On September 17, 2014 the Fourth District Court of Appeal held in Geico General Insurance Company v. Kelly Paton that the amount of an underlying final judgment cannot be challenged by an insurer in a first-party bad faith action brought by an insured against an underinsured motorist carrier.  A full copy of the opinion can be accessed here: https://caselaw.findlaw.com/fl-district-court-of-appeal/1678168.html

Kelly Paton was a passenger who was injured in a car accident due to the negligence of an underinsured driver.  Uninsured/underinsured coverage was available with Geico in the amount of $100,000 but Geico failed to tender the policy limits to Kelly Paton.  The case ultimately went to trial and a verdict was entered in the amount of $469,247.  Thereafter, Kelly Patton brought a bad faith cause of action against Geico pursuant to Florida Statute §624.155 to recover the difference between the $100,000 policy limit and the $469,247 verdict.  Geico argued that Kelly Patton should have to prove the amount of her damages again in the bad faith trial.  The trial court and Fourth District Court of Appeal rejected Geico’s argument and held that Kelly Patton’s damages were conclusively established in the amount of $469,247.

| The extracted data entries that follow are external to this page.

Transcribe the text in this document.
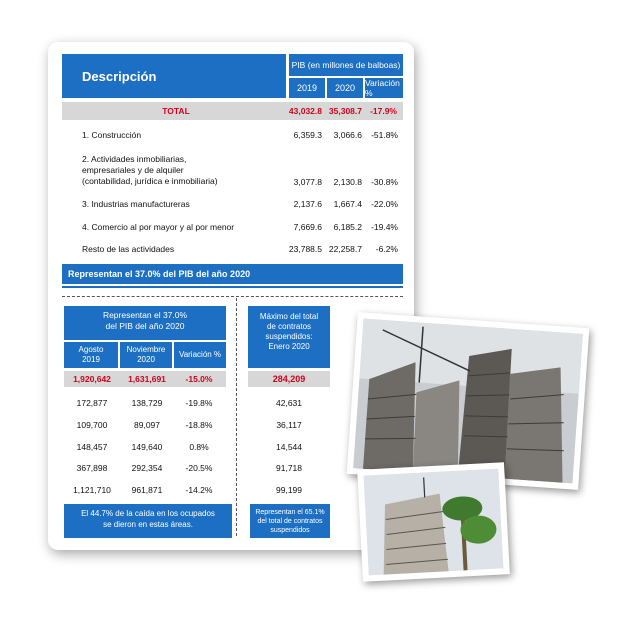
Descripción
PIB (en millones de balboas)
2019	2020	Variación %
TOTAL	43,032.8 35,308.7 -17.9%
1. Construcción	6,359.3	3,066.6	-51.8%
2. Actividades inmobiliarias,
empresariales y de alquiler
(contabilidad, jurídica e inmobiliaria)	3,077.8	2,130.8	-30.8%
3. Industrias manufactureras	2,137.6	1,667.4	-22.0%
4. Comercio al por mayor y al por menor	7,669.6	6,185.2	-19.4%
Resto de las actividades	23,788.5 22,258.7	-6.2%
Representan el 37.0% del PIB del año 2020
Representan el 37.0%
del PIB del año 2020
Agosto
2019
Noviembre
2020
Variación %
1,920,642	1,631,691	-15.0%
172,877	138,729	-19.8%
109,700	89,097	-18.8%
148,457	149,640	0.8%
367,898	292,354	-20.5%
1,121,710	961,871	-14.2%
El 44.7% de la caída en los ocupados
se dieron en estas áreas.
Máximo del total
de contratos
suspendidos:
Enero 2020
284,209
42,631
36,117
14,544
91,718
99,199
Representan el 65.1%
del total de contratos
suspendidos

This week, Struble, P.A. obtained a liability policy limit in the amount of $100,000 for a client and also obtained an uninsured motorist coverage limit in the amount of $50,000 for the same client who was injured in an accident.  Had the uninsured motorist carrier failed to timely tender the policy limit the insurance company could have ultimately been liable for damages in excess of the policy limits.  This leverage allowed us to obtain all policy limits available to our client within twenty days from the date of our demand.